What Joel has been drinking…
- Glenmorangie is a single malt Scotch that is known for pushing the boundaries of innovation alongside an excellent core range. The latest limited release from the distillery, and the brainchild of their whisky maker Dr Bill Lumsden, is called A Tale of the Forest (£80), and uses barley kilned with woodland botanicals including pine needles, moss and juniper. The result is a unique flavour that comes with a hint of autumnal forest floor smoke.
- Tequila is a spirit that it increasingly in demand – not just in my house, but across the whole of the UK. Currently, I’m making my Paloma (Tequila and grapefruit soda- next year’s G&T, don’t ya know) with 1800 from the house of Jose Cuervo, who have been making tequila since 1795 and know a thing or two about great spirits. They have also produced a coconut version of 1800 (£31, Master of Malt) infused with natural coconut flavour. Use the regular edition in your Paloma, but try the coconut one in a Margarita. It could change your drink forever.

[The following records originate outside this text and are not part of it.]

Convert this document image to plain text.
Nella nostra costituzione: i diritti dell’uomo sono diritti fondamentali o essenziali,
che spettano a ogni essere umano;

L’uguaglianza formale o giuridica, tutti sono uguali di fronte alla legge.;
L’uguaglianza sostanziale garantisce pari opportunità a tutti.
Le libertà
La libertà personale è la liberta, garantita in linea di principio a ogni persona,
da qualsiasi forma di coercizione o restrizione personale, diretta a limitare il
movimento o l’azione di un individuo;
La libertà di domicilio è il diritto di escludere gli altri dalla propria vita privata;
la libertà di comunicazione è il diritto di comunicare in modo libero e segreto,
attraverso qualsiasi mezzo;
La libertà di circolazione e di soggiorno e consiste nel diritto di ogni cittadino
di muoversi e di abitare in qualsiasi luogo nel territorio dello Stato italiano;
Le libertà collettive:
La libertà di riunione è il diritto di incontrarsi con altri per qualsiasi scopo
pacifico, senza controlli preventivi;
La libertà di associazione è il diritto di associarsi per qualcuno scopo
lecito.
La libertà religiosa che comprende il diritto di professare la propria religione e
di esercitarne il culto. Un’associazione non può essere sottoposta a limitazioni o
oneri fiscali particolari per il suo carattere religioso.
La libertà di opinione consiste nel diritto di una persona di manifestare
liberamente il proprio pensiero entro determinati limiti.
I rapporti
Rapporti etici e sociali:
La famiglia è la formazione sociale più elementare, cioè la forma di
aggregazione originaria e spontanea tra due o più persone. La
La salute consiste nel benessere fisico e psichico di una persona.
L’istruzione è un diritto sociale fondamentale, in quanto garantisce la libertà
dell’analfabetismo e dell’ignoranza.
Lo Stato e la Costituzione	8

- On a recent trip to the south coast of England to stay in an excellent new hotel (the Relais Cooden Beach in East Sussex), I stumbled across a small farm shop just outside of Lewes. Unbeknown to me, Middle Farm is home to the National Collection of Cider and Perry (and plenty of other apple-based products too). A quick supermarket sweep saw me come home with apple and quince keeved cider from Pilton and a bottle of local rhubarb and apple cider, as well as some strawberry mead. The latter, I will use to make a Negroni. If you’re passing by Middle Farm, do stop. You’ll love it.